Der Gazastreifen befindet sich in einer akuten humanitären Katastrophe, mit einer sich verschärfenden Hungersnot, die laut Experten gezielt herbeigeführt wird. Hilfsorganisationen berichten vom völligen Zusammenbruch der Versorgung, während internationale Appelle zur Beendigung des Kriegs bislang folgenlos bleiben. Trotz wachsender Kritik beliefern westliche Staaten wie Grossbritannien, Italien und Kanada Israel weiterhin mit Waffen.

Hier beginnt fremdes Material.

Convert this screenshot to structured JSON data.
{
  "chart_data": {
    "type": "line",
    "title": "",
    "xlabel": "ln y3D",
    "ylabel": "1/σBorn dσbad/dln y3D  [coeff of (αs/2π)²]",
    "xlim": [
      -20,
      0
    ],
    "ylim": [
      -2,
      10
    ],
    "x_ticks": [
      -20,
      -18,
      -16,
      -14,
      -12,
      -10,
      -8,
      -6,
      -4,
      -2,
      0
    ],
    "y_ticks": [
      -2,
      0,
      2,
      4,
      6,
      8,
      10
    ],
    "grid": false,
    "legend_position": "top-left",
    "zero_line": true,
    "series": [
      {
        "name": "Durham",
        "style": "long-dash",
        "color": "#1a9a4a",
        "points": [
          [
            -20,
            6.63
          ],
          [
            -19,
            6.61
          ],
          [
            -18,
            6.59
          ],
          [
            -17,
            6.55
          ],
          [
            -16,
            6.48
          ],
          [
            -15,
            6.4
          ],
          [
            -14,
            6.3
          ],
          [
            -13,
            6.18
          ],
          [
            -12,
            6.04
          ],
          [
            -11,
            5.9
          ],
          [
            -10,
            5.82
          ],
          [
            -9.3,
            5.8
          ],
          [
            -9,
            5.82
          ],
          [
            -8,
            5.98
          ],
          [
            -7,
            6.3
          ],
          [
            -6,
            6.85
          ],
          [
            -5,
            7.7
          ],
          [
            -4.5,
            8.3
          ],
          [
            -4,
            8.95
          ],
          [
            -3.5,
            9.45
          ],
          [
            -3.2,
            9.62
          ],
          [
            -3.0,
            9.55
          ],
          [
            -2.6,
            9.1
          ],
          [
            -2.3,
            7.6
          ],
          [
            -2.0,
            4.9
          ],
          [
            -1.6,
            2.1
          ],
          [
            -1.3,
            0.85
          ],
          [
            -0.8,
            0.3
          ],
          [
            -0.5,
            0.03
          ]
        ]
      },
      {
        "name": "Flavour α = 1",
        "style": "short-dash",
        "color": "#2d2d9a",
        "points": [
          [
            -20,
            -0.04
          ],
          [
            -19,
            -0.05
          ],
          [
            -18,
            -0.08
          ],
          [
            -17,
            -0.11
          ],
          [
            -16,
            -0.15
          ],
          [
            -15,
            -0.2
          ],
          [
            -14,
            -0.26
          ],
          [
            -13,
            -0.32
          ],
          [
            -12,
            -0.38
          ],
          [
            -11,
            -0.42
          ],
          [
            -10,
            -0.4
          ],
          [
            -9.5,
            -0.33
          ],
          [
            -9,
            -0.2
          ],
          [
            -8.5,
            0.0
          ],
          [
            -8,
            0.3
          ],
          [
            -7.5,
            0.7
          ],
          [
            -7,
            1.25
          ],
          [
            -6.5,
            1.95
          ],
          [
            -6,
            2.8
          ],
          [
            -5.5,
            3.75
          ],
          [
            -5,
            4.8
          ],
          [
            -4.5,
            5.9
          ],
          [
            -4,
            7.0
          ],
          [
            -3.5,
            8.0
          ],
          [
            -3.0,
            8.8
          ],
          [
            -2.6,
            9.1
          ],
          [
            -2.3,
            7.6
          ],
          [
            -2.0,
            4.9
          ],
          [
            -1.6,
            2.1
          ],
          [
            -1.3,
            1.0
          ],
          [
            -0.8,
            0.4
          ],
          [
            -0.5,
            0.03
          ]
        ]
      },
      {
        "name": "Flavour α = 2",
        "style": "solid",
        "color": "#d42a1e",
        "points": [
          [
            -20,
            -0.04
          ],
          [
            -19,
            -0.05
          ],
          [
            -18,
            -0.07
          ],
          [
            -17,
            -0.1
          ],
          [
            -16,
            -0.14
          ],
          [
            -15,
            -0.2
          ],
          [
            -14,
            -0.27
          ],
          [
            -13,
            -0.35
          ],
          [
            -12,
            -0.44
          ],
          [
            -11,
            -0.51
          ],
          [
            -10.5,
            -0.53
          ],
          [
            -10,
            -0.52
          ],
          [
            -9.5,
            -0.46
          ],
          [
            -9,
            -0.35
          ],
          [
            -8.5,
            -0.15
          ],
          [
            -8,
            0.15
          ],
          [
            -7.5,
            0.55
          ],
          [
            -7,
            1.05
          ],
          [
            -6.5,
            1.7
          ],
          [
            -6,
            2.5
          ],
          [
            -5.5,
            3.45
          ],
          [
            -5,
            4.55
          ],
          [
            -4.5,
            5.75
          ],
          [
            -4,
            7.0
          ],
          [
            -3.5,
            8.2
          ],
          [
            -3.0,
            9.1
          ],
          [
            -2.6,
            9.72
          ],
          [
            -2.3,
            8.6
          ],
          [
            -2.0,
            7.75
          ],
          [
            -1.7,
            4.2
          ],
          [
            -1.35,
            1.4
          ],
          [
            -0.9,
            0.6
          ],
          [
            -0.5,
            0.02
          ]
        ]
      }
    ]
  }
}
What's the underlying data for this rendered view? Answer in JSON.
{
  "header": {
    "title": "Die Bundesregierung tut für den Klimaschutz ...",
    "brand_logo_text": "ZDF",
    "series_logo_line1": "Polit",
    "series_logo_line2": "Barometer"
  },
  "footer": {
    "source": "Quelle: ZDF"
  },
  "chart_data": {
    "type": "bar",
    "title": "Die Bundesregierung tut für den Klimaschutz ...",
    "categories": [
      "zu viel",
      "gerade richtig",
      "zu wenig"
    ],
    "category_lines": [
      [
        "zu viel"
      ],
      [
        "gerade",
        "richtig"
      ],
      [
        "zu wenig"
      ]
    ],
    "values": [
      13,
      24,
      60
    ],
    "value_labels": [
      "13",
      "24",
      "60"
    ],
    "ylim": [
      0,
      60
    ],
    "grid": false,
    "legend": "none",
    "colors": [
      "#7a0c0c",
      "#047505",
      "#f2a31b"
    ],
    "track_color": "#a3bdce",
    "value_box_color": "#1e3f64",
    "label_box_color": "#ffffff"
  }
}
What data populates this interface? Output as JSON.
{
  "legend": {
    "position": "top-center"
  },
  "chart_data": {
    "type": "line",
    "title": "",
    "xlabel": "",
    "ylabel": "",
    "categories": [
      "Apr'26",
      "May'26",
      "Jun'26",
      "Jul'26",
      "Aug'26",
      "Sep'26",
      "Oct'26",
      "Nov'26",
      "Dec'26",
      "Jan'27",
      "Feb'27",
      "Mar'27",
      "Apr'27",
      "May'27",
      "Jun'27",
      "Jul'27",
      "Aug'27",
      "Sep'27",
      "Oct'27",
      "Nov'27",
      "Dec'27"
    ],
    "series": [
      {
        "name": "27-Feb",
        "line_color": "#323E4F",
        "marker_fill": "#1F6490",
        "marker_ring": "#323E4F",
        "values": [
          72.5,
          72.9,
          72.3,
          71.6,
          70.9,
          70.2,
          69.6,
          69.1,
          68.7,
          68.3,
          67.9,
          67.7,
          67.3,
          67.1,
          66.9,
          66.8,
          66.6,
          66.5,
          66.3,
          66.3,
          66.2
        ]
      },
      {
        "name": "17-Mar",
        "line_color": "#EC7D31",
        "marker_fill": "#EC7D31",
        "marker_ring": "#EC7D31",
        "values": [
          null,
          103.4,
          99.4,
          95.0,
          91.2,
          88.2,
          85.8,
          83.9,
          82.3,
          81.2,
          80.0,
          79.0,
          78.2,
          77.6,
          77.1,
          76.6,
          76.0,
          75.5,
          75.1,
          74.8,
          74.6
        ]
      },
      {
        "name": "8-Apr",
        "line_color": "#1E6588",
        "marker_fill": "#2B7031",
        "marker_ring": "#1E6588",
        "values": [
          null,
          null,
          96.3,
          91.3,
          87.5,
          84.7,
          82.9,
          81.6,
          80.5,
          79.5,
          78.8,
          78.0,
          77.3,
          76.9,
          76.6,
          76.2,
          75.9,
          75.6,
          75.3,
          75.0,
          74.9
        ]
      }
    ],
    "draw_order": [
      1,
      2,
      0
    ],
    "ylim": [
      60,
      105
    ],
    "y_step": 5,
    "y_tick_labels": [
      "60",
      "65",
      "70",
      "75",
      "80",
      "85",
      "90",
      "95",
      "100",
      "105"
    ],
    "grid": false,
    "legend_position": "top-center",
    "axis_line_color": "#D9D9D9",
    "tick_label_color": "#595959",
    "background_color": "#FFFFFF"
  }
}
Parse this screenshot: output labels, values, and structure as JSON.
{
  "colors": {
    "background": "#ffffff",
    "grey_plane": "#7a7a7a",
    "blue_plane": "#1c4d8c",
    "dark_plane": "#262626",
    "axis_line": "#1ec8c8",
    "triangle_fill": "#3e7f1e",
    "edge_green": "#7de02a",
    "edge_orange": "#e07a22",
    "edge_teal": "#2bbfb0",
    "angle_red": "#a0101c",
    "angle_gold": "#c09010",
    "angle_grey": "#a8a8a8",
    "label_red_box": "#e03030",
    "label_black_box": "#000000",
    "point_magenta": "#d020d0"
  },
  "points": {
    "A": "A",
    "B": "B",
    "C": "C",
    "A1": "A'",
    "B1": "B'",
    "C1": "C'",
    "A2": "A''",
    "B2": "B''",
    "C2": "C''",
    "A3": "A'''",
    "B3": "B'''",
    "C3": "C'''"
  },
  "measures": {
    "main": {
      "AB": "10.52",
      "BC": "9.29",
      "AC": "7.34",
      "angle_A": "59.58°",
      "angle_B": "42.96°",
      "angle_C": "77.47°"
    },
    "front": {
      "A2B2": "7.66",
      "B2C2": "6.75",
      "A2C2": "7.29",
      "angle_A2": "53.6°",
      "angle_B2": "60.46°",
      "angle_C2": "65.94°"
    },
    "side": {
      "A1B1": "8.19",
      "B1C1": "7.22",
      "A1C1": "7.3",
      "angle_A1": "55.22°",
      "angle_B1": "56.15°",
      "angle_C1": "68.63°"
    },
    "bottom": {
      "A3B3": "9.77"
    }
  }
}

Von David Siegmund-Schultze
Die Palästinenser im Gazastreifen sind unvermindert Israels Bomben- und Hungerkrieg ausgeliefert. Am Dienstag wurden mindestens 51 Menschen durch Luftangriffe getötet, mindestens 15 Menschen sind in den vergangenen 24 Stunden verhungert. Das meldete die lokale Gesundheitsbehörde. Journalisten vor Ort berichten davon, dass immer mehr Menschen aus Erschöpfung und Hunger auf der Strasse kollabieren. 100’000 Menschen leiden unter akuter Mangelernährung und benötigen dringend medizinische Versorgung, sagte Ross Smith vom UN-Welternährungsprogramm in einer Stellungnahme am Montag. «Die Hungerkrise in Gaza hat ein neues und erschreckendes Ausmass erreicht» – ein Drittel der Bevölkerung habe seit Tagen nichts gegessen.
Der Direktor der World Peace Foundation, Alex de Waal, erklärte in der am Montag (Ortszeit) ausgestrahlten US-Sendung «Democracy Now!»: «Ich beschäftige mich seit mehr als 40 Jahren mit Hungersnöten, Ernährungskrisen und humanitären Massnahmen, und in diesen vier Jahrzehnten hat es keinen Fall einer derart minutiös ausgearbeiteten, genau überwachten und präzise konzipierten Massenaushungerung einer Bevölkerung gegeben, wie es heute in Gaza geschieht.» Die Phase der Hungersnot habe nun begonnen, konstatierte der Direktor für medizinische Hilfe in Gaza, Mohammed Abu Afash, am Dienstag. Er erwarte ein Massensterben von Frauen und Kindern. Auch der Norwegische Flüchtlingsrat, der 64 palästinensische und zwei internationale Mitarbeiter vor Ort hat, erklärte am Dienstag: «Unser letztes Zelt, unser letztes Lebensmittelpaket, unsere letzten Hilfsgüter sind verteilt worden. Es gibt nichts mehr», so Leiter Jan Egeland gegenüber Reuters. Es sei die vergangenen 145 Tage nicht möglich gewesen, Hunderte von Lastwagenladungen mit humanitären Gütern nach Gaza zu bringen.
Parallel hat Israel seinen Krieg ausgeweitet und nach einer Aufforderung zur «Evakuierung» am Montag Panzer in der zentral gelegenen Stadt Deir Al-Balah auffahren lassen. Zehntausende hatten dort Schutz gesucht, zumeist in Zelten. Damit stehen nach Angaben der Weltgesundheitsorganisation (WHO) 88 Prozent der Enklave unter Evakuierungsbefehl. Sie prangerte am Dienstag an, dass die Unterkunft ihrer Mitarbeiter in Deir Al-Balah tags zuvor dreimal angegriffen und ihr Hauptlager zerstört wurde. Mehrere WHO-Angestellte seien festgenommen worden. Israel wurde aufgefordert, den WHO-Mitarbeiter unverzüglich gehenzulassen.
Ebenfalls am Montag hatten 27 Staaten, darunter Grossbritannien, Frankreich, Kanada, Italien und Japan, ein sofortiges Ende des Gazakriegs gefordert. In einer gemeinsamen Erklärung kritisierten sie die israelische Regierung für das «unmenschliche Töten von Zivilisten», die bei Verteilstellen an Essen gelangen wollen. Auch der Papst hatte am Sonntag Israel aufgefordert, der «Barbarei» in Gaza ein Ende zu setzen. Die Hamas begrüsste die Initiative der westlichen Staaten umgehend. Israels Aussenminister Gideon Saar kritisierte sie hingegen und sagte: «Wenn die Hamas dich lobt, bist du auf der falschen Seite.»
Und da Grossbritannien, Italien und Kanada trotz des genozidalen Krieges in Gaza Israel weiter mit Waffen beliefern, bleibt die Erklärung symbolisch. Derartige Kritik an Israels Krieg hatte bislang noch keinerlei Wirkung, denn Tel Avivs wichtigste Waffenlieferanten – die USA und die BRD – bleiben treu an Israels Seite.